Well, good. Thank you very much, Pat. Great stuff. First investor day in the role, and well done. We'll maybe just wrap up here.
Yep.
And then we'll get folks to lunch. So just to close out the morning, maybe I'll just quickly summarize on one slide. Only one more to go, and I really hope it and trust this is what you'll take away from the team today through the discussions. Our scale, our diversification, and connectivity are really blending and extending that growth right through the end of the decade. In liquids, you know, we generate low risk, positive, free cash flow from strongly utilized systems, systems that... In optimizations and low-cost expansion opportunities, those are gonna continue to drive a long-term EBITDA growth rate throughout that business.

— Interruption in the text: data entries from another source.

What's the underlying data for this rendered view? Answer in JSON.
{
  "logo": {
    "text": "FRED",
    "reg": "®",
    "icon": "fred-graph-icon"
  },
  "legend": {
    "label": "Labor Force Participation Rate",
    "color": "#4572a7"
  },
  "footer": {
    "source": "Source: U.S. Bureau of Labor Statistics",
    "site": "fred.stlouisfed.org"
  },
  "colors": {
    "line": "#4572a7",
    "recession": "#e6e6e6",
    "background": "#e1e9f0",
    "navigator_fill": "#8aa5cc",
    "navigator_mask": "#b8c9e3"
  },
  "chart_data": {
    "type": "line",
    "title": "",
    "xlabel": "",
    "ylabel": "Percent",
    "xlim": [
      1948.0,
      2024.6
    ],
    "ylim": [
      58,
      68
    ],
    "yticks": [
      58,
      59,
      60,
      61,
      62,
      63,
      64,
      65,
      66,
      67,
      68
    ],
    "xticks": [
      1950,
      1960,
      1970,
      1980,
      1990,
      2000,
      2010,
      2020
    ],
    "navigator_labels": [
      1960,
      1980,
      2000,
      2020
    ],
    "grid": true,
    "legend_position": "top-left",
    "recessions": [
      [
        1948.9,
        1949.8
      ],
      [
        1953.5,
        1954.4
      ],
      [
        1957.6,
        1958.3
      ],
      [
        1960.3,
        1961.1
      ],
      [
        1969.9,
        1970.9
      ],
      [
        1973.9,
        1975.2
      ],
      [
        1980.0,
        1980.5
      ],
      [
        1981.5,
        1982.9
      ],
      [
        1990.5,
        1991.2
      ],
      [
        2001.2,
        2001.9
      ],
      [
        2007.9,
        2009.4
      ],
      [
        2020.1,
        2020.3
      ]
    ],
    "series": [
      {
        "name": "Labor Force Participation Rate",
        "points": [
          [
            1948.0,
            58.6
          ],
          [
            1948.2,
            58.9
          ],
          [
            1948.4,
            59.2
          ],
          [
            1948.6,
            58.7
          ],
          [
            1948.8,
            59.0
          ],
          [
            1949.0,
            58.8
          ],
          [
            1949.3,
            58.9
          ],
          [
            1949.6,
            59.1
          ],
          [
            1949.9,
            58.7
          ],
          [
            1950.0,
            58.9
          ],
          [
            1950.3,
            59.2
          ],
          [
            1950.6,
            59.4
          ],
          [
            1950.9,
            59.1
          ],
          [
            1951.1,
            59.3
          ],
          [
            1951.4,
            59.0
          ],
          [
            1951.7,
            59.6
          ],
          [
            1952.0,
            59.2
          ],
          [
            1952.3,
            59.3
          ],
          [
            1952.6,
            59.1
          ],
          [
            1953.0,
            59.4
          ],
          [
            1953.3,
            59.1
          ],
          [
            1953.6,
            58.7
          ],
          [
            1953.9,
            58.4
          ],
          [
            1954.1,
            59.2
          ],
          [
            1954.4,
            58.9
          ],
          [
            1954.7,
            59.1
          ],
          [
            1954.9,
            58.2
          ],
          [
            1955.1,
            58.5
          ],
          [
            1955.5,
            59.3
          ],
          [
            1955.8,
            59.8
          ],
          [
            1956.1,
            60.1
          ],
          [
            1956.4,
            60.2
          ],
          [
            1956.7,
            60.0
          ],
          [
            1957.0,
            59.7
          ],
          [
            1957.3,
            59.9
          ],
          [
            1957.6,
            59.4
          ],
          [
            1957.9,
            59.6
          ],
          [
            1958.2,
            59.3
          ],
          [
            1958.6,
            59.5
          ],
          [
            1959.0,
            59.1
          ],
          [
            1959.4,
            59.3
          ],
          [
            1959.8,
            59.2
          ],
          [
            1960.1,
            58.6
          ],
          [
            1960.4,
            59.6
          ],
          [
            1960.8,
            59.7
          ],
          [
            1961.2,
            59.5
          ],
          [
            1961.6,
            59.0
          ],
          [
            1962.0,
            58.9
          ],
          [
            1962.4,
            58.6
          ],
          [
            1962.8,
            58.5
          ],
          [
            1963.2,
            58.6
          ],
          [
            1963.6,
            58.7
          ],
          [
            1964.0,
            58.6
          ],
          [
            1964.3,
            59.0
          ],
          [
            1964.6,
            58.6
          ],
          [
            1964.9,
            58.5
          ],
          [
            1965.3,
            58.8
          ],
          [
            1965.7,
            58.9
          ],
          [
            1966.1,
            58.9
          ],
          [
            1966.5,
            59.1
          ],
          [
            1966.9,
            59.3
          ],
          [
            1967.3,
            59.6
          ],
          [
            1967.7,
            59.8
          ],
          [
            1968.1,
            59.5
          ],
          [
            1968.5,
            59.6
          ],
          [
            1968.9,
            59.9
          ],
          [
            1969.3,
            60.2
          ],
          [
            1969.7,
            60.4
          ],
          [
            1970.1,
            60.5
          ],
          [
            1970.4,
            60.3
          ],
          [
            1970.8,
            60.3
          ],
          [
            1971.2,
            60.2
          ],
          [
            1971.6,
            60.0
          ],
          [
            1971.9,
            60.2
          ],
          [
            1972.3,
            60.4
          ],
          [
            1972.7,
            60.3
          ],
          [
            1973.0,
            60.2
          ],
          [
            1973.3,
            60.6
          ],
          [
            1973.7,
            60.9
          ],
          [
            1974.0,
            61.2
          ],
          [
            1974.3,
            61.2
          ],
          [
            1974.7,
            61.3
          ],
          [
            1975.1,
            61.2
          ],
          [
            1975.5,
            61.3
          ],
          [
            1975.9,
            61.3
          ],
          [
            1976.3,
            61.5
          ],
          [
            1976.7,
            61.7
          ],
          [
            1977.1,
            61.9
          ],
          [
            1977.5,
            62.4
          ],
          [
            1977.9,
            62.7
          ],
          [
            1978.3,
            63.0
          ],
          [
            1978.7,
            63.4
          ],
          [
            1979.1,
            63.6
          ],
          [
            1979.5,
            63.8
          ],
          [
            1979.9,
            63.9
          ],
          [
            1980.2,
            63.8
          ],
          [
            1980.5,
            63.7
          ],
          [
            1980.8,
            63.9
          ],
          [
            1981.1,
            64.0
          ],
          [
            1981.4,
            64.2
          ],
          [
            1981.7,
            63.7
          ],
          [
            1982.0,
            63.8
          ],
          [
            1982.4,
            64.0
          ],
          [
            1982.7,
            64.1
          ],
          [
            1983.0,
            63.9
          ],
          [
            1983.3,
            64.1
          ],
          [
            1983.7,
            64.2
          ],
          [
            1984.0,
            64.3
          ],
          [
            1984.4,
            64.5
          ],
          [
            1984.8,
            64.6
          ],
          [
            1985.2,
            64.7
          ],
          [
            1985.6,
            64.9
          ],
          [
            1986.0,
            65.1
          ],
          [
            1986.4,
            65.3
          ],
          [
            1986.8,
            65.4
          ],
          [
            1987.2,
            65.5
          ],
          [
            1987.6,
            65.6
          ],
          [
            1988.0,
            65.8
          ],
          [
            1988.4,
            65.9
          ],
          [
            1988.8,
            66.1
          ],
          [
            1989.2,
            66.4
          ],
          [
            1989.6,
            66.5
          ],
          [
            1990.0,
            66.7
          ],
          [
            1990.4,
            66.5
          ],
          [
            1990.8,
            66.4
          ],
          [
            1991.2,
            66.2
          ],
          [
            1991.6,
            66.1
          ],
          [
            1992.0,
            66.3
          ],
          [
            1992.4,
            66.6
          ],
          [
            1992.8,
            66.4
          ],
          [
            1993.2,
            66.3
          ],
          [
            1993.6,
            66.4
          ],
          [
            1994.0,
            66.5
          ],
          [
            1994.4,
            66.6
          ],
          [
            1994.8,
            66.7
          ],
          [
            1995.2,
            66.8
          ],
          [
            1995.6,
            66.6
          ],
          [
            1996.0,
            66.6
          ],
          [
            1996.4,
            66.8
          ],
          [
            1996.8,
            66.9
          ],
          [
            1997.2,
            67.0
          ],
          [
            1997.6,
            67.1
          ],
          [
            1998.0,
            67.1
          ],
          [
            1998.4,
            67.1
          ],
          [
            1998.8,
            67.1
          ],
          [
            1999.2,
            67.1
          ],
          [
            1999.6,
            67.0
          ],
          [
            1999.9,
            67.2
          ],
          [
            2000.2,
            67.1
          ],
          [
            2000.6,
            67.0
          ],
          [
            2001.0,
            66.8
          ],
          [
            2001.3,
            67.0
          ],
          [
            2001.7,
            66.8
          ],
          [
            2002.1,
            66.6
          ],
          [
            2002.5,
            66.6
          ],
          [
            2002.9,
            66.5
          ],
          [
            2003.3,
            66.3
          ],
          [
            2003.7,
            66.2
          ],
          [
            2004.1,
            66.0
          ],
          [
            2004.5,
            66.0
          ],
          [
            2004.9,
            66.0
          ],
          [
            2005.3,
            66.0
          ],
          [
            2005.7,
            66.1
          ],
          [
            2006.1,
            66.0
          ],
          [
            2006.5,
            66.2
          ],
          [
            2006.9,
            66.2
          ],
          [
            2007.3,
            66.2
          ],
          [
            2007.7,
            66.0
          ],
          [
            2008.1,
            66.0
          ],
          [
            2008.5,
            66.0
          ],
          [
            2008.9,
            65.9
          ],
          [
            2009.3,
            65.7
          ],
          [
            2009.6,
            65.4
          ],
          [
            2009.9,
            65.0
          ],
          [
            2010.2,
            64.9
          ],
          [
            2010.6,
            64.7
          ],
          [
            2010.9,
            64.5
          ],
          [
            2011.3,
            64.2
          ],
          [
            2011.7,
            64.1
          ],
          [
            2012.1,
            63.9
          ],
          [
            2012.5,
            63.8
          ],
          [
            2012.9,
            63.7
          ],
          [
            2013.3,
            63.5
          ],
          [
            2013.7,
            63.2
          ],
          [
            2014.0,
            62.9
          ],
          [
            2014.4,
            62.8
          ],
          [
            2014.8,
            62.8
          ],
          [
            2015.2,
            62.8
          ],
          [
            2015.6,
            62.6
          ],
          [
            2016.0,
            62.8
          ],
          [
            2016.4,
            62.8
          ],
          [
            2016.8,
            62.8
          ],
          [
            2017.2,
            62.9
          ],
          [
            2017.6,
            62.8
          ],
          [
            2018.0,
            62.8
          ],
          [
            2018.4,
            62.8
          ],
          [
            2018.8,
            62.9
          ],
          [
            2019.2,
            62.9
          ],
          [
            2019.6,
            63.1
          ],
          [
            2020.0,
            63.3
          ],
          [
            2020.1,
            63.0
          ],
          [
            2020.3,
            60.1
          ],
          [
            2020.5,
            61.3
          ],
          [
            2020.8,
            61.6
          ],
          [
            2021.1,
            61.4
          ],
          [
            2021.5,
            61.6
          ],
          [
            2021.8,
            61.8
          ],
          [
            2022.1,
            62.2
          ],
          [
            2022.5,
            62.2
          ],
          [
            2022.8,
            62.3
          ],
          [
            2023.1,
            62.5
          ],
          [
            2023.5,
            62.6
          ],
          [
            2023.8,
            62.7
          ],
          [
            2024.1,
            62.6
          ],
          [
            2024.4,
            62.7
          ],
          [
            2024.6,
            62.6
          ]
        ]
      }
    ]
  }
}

In the gas transmission business, we really have an unparalleled pipeline and storage position that is ideally suited to serve the growing domestic needs for natural gas, as well as, and increasingly so, the global needs. And there, too, optimizations and strategically located assets are driving more than CAD 18 billion of organic growth opportunities. In gas distribution, we have a diversified footprint going forward, and that generates really predictable returns. The U.S. gas utilities that we're gonna pick up here increase the visibility of that growth right across four geographies now, and we've got more than CAD 3 billion of total annual quick cycle capital to invest, which is fully underpinned by the need for affordable, reliable, natural gas in those jurisdictions. And then in Renewable Power , let's not forget that we're well positioned to capitalize on that increasing demand for clean energy.
Here, too, we have a really strong track record of disciplined investment. We see up to CAD 1.5 billion, as Matthew said, of renewable growth opportunities going forward. If you put it all together, our financial strength and the capital discipline will enable us to blend and extend that growth outlook through the end of the decade and deliver long-term, double-digit shareholder returns. As we like to say, and you've heard today, tomorrow's on at Enbridge, and we're ensuring that both our customers and our investors benefit every step of the way. I wanna thank all of you for being here. I hope you've enjoyed the time, and I hope you're gonna spend some more time with our teams here. We're gonna have a little lunch.
For everybody that's been online, I know that's a lot of people, thanks very much. We look forward to buying you a free lunch somewhere down the road, but while everybody's here, please join us, and then we'll get together at the tables. Thanks very much.